By Gabrielle. The photo is me and my mother.
My mom sent me a sweet note the other day. She was in a reflective mood and was missing the days when she had a house full of 8 kids. I asked her if I could share some of her email, and she said yes. I should warn you, I think some people will feel a wave a guilt as you read this, and if you do, please try and discard that guilt and come discuss with me at the end.
Here’s a section of what my mom wrote:
“I believe, when the day comes and you are forced to lead a simpler life, that you will be pleased that you spent time with your children when you had the chance. I MISS my children SO MUCH.
One afternoon in Morningside [our neighborhood] I wanted to get outside and called out, “I’m going for a walk. Anyone want to come?” To my surprise, everyone did. No one got to be with me enough, I guess. Maybe it was too much of a good thing for me. The kids were always there and the responsibility morning-noon-and-night, so it was easy to take our time for granted.
I wasn’t an absent mother. I noticed things. Kept track. I tried to listen when someone needed to talk, but the polite ones didn’t want to intrude on my time. Although nothing mattered to me more than my family, I had other things on my mind, too. Sometimes intruding things. I took on the PTA Presidency at the High School one year — so I could contribute or whatever. Ironically, a waste of precious time.
Why wasn’t my role as mother-of-eight enough for me to enjoy, to savor? I couldn’t have smiled in their faces enough. Touched them. Sat too close. Rubbed backs enough. Listened to and admired the [music] practicing. I don’t mean I have enormous regret, but “wonderful hindsight” is revealing.
As far as the future, I’m AMAZED at how much more healthy, productive, interesting time is ahead for a woman, after children. It’s been a major surprise to me.”
As I read my mom’s note, it’s no surprise my first instinct was to gather my kids around me, hug them, compliment them, listen to them. But my second instinct was to sort of sigh and resign myself to the idea that maybe there’s no avoiding what my mother is feeling right now.
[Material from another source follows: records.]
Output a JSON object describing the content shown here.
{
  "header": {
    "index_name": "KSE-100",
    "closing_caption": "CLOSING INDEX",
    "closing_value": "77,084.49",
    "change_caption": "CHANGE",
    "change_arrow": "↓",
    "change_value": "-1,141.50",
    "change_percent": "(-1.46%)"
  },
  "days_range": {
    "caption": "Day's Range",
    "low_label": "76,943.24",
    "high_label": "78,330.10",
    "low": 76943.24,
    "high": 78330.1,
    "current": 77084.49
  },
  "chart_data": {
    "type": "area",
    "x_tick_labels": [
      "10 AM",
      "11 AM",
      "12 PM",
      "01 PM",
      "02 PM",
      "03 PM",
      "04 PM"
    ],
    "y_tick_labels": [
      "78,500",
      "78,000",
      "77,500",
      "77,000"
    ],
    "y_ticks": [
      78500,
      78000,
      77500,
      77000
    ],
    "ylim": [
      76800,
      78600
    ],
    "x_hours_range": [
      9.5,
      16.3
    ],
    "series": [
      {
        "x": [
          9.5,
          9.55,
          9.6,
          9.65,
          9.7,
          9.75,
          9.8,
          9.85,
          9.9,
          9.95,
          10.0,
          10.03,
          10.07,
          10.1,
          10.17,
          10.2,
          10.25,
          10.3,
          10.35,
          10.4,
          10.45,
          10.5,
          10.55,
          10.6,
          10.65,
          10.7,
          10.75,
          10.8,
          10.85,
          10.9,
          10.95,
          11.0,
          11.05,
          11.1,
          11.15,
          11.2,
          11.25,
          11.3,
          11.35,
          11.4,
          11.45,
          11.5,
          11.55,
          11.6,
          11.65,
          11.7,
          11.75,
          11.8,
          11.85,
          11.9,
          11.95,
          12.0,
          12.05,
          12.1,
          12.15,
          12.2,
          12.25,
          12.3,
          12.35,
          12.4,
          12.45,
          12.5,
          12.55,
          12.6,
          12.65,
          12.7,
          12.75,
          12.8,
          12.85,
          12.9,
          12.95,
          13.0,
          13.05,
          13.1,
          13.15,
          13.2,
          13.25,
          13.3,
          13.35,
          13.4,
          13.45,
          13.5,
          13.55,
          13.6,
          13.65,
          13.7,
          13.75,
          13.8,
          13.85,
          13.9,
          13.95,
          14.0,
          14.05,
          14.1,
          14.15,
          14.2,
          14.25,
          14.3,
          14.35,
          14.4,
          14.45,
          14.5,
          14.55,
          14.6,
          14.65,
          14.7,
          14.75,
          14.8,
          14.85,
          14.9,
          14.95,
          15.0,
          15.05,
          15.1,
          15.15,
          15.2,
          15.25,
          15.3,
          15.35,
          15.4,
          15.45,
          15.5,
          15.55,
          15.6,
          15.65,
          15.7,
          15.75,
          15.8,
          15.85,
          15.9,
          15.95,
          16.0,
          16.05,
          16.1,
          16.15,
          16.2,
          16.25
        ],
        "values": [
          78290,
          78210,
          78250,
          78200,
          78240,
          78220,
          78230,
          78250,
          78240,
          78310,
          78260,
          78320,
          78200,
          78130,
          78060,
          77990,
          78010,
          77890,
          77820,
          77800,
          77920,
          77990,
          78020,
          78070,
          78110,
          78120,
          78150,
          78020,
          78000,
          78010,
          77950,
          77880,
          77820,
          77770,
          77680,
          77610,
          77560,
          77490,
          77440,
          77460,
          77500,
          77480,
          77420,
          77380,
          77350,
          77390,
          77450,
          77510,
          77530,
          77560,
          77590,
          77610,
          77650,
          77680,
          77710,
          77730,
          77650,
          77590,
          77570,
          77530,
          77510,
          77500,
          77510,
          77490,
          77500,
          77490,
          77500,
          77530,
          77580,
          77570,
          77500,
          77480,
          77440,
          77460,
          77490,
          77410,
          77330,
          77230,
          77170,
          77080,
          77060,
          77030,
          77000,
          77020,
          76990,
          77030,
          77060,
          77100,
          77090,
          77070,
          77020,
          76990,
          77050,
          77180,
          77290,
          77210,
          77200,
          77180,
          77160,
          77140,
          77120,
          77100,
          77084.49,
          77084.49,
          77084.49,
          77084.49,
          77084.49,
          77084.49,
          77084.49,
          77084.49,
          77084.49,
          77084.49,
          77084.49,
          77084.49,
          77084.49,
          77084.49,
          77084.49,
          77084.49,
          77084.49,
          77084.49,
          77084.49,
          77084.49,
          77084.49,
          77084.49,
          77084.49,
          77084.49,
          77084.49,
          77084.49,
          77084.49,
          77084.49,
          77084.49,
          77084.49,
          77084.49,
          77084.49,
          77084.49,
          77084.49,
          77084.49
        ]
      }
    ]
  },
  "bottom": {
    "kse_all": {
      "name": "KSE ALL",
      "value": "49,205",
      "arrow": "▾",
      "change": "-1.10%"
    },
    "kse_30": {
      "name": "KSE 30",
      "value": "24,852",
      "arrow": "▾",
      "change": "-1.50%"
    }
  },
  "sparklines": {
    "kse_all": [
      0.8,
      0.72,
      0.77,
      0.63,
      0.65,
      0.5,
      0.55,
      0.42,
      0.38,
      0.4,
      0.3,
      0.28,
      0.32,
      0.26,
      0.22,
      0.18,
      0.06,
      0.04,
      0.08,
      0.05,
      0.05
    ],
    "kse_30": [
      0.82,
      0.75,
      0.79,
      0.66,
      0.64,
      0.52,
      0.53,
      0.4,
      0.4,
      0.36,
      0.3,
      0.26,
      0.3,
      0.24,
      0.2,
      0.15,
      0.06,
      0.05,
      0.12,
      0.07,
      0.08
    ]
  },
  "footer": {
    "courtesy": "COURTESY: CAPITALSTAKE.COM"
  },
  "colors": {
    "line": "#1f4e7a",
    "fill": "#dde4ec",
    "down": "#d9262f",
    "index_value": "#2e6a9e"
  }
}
It got me thinking of advice we’ve all received that sounds wonderful but is kind of impossible to follow. Things like “sleep when the baby sleeps”. I mean, I bet I managed to follow that advice maybe 5 times total in the course of my baby-parenting years. Though I could see how helpful it was in theory, it simply wasn’t advice that worked for me.
Similar to my mom’s note, another piece of general advice that’s often handed out is to “cherish every little moment when your kids are young because they grow up so fast”. I’ve said this myself. To myself. I know it’s true. But again, it’s kind of impossible to follow when you’re actually parenting the little ones. It seems like the only way to make it happen would be to become a person who has endless energy and never tires of small humans and never needs time for herself. (And of course, that person doesn’t exist.)
My mom didn’t send the note to give me guilt, she was just missing her kids and telling me about it. We chatted about it and laughed because I said, “I don’t think a person can ever get to a point where they say, yep, I’ve hugged my children enough. Check that off the list.” Hah!
So my question to you is: Can it be done? Are there people out there who have raised their kids and look back and don’t miss those days? Or don’t wonder about how they spent their time? Should they have trained for that marathon? Should they have taken on that extra assignment at church? Should they have skipped that weekend reunion with their college friends? Are you that person? No regrets? Not even little ones?
What’s your take? When you hear advice about appreciating every moment with your kids, how do you react? As for me, I don’t mind the advice. I hear it and I think about my awesome kids, and my awesome life, and feel loads of gratitude. And then I say to myself that if I’m going to miss my kids in the future (and I’m sure I am), so be it, but I can’t see a way to prevent that, so I’m not going to worry about it now.
How about you?
Also, any thoughts on the last sentences I shared from my mom’s note? About the productive, interesting time after the children’s are raised? Sounds delightful to me!